Kusum Tamang, the Overseas Relations Manager at The Samarthanam Trust says:
“It takes twice the effort and time to train them in the dances but once they understand, they stick to the discipline and meticulously remember the moves.”
The Samarthanam Trust was started in 1997 by two visually impaired men who wanted to create a better society for visually impaired young people. The charity provides accommodation, education, vocational training and placements to help over 1,000 disabled people try and “keep pace with society”.
The seven dancers, Lingaraj, Suma BD, Usha, Jaya, Manasa, Sridevi, and Suma, are aged between 19 – 29 years. As well as dancing in the Sunadha group, Lingaraj also works for the Samarthanam Trust where he teaches dance and does some clerical work.
The group are currently touring across the UK – please visit the Samarthanam Trust Facebook page for more details.
The video below is of the group performing back in 2010.
Key to the group members’ success is patience, coordination, team work, commitment, and dedication. Watching the Sunadha dance group made me think of a TED talk by Angela Lee Duckworth, a teacher who realised that it wasn’t IQ that was separating the successful students to the ones who struggled. It was grit.

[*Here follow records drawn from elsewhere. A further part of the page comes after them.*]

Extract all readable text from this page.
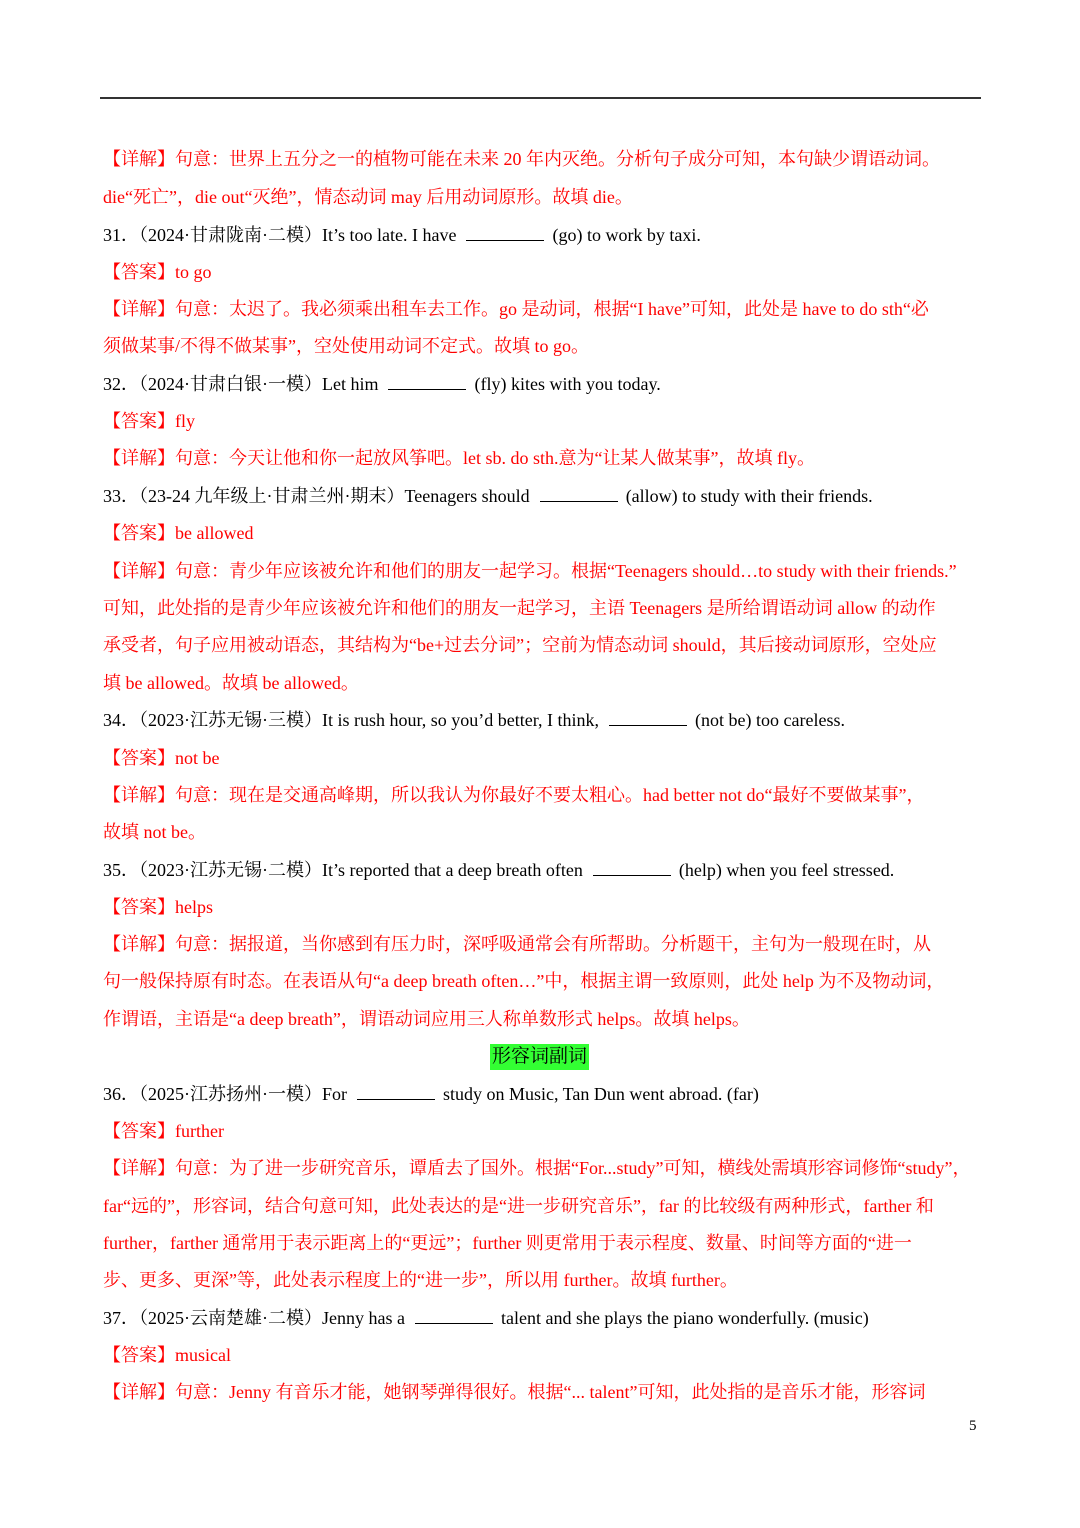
【详解】句意：世界上五分之一的植物可能在未来 20 年内灭绝。分析句子成分可知，本句缺少谓语动词。
die“死亡”，die out“灭绝”，情态动词 may 后用动词原形。故填 die。
31．（2024·甘肃陇南·二模）It’s too late. I have	(go) to work by taxi.
【答案】to go
【详解】句意：太迟了。我必须乘出租车去工作。go 是动词，根据“I have”可知，此处是 have to do sth“必
须做某事/不得不做某事”，空处使用动词不定式。故填 to go。
32．（2024·甘肃白银·一模）Let him	(fly) kites with you today.
【答案】fly
【详解】句意：今天让他和你一起放风筝吧。let sb. do sth.意为“让某人做某事”，故填 fly。
33．（23-24 九年级上·甘肃兰州·期末）Teenagers should	(allow) to study with their friends.
【答案】be allowed
【详解】句意：青少年应该被允许和他们的朋友一起学习。根据“Teenagers should…to study with their friends.”
可知，此处指的是青少年应该被允许和他们的朋友一起学习，主语 Teenagers 是所给谓语动词 allow 的动作
承受者，句子应用被动语态，其结构为“be+过去分词”；空前为情态动词 should，其后接动词原形，空处应
填 be allowed。故填 be allowed。
34．（2023·江苏无锡·三模）It is rush hour, so you’d better, I think,	(not be) too careless.
【答案】not be
【详解】句意：现在是交通高峰期，所以我认为你最好不要太粗心。had better not do“最好不要做某事”，
故填 not be。
35．（2023·江苏无锡·二模）It’s reported that a deep breath often	(help) when you feel stressed.
【答案】helps
【详解】句意：据报道，当你感到有压力时，深呼吸通常会有所帮助。分析题干，主句为一般现在时，从
句一般保持原有时态。在表语从句“a deep breath often…”中，根据主谓一致原则，此处 help 为不及物动词，
作谓语，主语是“a deep breath”，谓语动词应用三人称单数形式 helps。故填 helps。
形容词副词
36．（2025·江苏扬州·一模）For	study on Music, Tan Dun went abroad. (far)
【答案】further
【详解】句意：为了进一步研究音乐，谭盾去了国外。根据“For...study”可知，横线处需填形容词修饰“study”，
far“远的”，形容词，结合句意可知，此处表达的是“进一步研究音乐”，far 的比较级有两种形式，farther 和
further，farther 通常用于表示距离上的“更远”；further 则更常用于表示程度、数量、时间等方面的“进一
步、更多、更深”等，此处表示程度上的“进一步”，所以用 further。故填 further。
37．（2025·云南楚雄·二模）Jenny has a	talent and she plays the piano wonderfully. (music)
【答案】musical
【详解】句意：Jenny 有音乐才能，她钢琴弹得很好。根据“... talent”可知，此处指的是音乐才能，形容词
5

In this interesting TED talk Angela defines grit as:
“passion and perseverance for very long-term goals. Grit is having stamina. Grit is sticking with your future, day in, day out, not just for the week, not just for the month, but for years, and working really hard to make that future a reality.”
“Grit is living life like it’s a marathon, not a sprint.” – click to tweet this!
The 500+ audience at the event organised by the Lions Club of Golders Green were blown away by the dances by Lingaraj, Suma BD, Usha, Jaya, Manasa, Sridevi, and Suma. What we all witnessed was the result of their hard work, dedication, and commitment. Or, as Angela put it, their grit.